Reading and Writing

22 08 2010

We read Dorothy and the Wizard in Oz. I can’t review this book, because I didn’t get to finish it. We started reading it together, on the beach:

But Floppy enjoyed the book so much….

that he finished it on his own. So I didn’t get to read the ending. But I guess it must have been pretty good, at least according to Floppy.

He continues to blog, most recently about his lemonade stand, to which you can contribute, if you want to save the planet and/or receive a hand-drawn picture of a glass of lemonade.


Reading: On His Own

10 07 2010

Floppy can pretty much tackle chapter books these days. Can you guess what he is reading?

Here is a page close up to help you guess:

Still not sure? Here: I’ll show you.

It’s the Black Stallion! He requested the Coke — in its coveted 8 ounce glass bottle — as a reward for having read aloud several chapters to me. (“Please? My voice is dry.”) I think he looks like a Coke ad in this picture, actually.

Reading: Ozma of Oz

5 06 2010

Continuing through the Oz books, we finished Ozma of Oz. In this book, I find Dorothy’s bravery sort of jealousy-inducing and not very believable. She gets swept overboard from the ocean liner she was supposed to be taking to Australia, and ends up riding a chicken coop, very calmly, all the way to fairyland. It helps that she’s accompanied by a lone surviving chicken, who once reaching the fairy land of Ev begins to talk.

For reading aloud, giving the characters accents is lots of fun: Billina  the chicken is one part clucking and two parts Kansas farmgirl, Dorothy gets just a little flavor of Midwestern twang thrown in to tell her apart from Ozma, and Tik-Tok the mechanical man gets a clangy, singsongey robot voice.

My favorite part of Ozma of Oz, though, is Ozma’s lunchbox trees. When Dorothy washes up  on shore she hasn’t eaten in two days, but what is the first thing she should find but a tree on which is growing delicious ripe lunchboxes. Inside each ripe lunchbox (you can tell them from the unripe because the unripe are smaller, and tinged with green), lovely wax-paper wrapped sandwiches, fruit, and cookies are growing. Someday I plan to go to the land of Ev, collect a cutting, and plant just such a tree here on our rail trail, so anyone who is out walking can come have a bite.

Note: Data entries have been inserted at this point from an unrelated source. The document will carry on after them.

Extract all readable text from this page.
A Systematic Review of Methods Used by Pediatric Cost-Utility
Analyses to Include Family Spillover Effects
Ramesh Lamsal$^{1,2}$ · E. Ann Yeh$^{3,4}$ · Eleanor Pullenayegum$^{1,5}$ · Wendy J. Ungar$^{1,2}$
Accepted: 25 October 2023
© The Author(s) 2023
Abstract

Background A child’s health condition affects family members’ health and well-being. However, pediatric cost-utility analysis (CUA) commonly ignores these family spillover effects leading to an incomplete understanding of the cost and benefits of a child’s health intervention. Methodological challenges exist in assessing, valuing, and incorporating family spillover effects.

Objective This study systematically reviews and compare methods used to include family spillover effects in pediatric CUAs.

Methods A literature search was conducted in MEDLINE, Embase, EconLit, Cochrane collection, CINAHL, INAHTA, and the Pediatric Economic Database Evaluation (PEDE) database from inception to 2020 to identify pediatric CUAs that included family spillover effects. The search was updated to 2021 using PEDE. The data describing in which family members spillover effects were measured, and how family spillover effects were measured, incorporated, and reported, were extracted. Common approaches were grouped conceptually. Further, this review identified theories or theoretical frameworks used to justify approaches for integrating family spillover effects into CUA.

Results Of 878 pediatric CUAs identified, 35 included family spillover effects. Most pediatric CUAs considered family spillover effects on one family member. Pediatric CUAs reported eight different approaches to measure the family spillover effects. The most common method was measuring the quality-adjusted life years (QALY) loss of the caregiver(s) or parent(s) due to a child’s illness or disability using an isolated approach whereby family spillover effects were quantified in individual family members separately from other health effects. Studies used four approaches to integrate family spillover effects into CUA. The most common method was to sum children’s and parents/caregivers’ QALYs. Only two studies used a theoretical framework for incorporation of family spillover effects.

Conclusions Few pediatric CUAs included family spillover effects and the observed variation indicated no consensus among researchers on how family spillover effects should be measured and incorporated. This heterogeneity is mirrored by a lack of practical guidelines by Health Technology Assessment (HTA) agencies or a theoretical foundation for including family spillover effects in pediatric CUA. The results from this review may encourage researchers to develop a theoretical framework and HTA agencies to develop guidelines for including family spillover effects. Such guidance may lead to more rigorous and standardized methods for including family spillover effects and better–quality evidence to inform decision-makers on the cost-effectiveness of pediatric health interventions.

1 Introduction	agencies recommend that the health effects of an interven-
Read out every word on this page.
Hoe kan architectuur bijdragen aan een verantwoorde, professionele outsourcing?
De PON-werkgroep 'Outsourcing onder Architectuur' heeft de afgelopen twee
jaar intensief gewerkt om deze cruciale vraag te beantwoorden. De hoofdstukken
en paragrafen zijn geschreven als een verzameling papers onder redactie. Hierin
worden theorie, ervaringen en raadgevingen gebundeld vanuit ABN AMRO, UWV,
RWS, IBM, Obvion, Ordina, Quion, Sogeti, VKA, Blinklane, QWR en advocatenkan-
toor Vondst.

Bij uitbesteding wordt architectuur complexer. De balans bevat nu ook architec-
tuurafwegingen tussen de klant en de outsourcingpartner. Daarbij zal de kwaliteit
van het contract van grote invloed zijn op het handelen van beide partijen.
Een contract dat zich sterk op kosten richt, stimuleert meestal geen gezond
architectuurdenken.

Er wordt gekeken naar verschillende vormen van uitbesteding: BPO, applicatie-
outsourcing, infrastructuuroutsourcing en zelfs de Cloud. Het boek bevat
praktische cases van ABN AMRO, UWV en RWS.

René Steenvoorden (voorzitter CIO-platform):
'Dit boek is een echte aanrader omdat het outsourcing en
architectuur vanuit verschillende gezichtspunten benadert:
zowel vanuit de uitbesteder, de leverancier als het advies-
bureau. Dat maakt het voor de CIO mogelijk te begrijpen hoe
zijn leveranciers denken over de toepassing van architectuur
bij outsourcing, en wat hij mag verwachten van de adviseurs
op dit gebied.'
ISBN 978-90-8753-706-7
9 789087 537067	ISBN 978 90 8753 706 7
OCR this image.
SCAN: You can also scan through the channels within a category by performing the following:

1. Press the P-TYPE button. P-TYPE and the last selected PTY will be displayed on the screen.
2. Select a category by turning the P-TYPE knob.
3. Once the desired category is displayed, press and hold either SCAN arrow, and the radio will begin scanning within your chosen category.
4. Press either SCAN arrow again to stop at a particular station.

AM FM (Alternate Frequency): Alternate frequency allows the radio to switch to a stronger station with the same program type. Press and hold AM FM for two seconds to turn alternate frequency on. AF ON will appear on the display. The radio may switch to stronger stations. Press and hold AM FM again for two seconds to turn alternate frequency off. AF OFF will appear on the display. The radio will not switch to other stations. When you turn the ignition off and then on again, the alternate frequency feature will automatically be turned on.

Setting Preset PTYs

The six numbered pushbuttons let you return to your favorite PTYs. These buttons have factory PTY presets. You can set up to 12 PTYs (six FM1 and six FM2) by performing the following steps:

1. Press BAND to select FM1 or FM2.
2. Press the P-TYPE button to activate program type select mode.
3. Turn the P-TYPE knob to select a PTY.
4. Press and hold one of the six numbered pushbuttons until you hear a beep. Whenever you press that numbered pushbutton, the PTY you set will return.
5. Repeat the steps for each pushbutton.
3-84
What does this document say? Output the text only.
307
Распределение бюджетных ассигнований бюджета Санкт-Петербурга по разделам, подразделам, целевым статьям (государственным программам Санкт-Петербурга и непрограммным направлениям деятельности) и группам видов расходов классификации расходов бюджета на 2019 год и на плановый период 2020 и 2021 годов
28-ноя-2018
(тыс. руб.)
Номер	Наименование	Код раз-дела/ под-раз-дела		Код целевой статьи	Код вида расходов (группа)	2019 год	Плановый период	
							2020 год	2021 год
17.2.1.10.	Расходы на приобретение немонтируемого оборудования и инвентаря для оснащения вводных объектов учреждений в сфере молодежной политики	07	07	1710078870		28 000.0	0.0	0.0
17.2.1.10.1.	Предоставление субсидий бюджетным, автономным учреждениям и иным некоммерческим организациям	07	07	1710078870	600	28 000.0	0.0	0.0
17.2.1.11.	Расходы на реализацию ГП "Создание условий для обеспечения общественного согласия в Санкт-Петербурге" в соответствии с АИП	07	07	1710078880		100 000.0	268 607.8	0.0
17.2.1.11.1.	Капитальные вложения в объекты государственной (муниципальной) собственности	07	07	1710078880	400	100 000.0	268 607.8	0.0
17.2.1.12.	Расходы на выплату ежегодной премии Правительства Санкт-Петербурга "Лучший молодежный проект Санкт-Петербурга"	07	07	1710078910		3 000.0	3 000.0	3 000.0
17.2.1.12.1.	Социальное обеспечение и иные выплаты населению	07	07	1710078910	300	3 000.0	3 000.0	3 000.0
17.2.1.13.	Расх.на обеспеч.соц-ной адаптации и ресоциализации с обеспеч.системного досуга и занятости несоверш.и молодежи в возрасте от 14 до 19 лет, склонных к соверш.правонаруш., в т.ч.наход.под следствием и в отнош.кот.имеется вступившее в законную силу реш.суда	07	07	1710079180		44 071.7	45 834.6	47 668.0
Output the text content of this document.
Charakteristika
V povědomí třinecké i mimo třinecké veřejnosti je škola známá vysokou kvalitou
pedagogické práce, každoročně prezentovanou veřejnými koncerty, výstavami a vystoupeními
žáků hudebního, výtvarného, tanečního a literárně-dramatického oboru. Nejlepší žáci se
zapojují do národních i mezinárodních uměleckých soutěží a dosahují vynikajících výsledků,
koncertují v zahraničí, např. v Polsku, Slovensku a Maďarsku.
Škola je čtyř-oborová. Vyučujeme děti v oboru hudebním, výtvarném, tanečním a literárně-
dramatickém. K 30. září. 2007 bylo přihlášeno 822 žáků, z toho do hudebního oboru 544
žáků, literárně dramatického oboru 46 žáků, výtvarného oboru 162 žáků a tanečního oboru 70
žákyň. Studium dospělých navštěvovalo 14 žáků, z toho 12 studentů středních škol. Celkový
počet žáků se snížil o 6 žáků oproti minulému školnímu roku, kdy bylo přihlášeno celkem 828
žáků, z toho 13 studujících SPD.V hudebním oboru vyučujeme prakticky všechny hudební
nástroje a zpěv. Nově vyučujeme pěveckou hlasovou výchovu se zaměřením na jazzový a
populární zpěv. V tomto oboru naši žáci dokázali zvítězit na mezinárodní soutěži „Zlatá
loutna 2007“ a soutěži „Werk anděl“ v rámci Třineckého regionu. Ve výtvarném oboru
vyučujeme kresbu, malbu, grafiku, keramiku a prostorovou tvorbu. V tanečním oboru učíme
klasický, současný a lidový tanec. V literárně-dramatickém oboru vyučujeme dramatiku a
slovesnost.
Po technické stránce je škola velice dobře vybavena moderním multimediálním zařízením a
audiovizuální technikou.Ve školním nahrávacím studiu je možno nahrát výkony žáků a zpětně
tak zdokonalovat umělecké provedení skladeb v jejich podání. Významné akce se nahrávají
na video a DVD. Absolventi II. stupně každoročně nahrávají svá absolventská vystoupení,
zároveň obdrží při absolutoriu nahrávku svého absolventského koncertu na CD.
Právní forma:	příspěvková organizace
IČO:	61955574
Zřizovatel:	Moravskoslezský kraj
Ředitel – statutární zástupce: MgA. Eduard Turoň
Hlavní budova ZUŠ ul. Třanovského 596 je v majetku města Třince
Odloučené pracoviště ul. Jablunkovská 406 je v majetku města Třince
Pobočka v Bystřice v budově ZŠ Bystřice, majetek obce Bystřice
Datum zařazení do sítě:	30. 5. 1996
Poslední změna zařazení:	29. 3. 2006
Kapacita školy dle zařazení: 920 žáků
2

Or maybe, like Amberlee, I’ll just start by growing cupcakes:

Reading: The Land of Oz

8 05 2010

We finished this quite a while ago, but I see I never blogged about it. It’s one of those stories that I suspect you couldn’t tell today. Instead of Dorothy, the human hero is a boy named Tip, who is enslaved by an evil witch. He rescues himself by stealing his tormentor’s magical life-giving powder and shaking it over a series of inanimate objects: a pumpkin-headed manikin he made to scare the witch, who immediate starts calling him “Father!”; a saw horse who becomes their steed, and a cobbled-together contraption made out of a sofa, tree branches, and a trophy head that serves as an indignant, undignified winged transport. So far so good. In the end, it is revealed that Tip is actually a beautiful princess, Ozma, whose identity and gender have been disguised even from herself by the witch’s evil magic. It works perfectly well within the story, but considering the brouhaha that ensued when J.K. Rowling said that Dumbledore was gay, I would bet money that a children’s fantasy with a transgender hero/ine couldn’t be published in the 21st century.  So much for progress.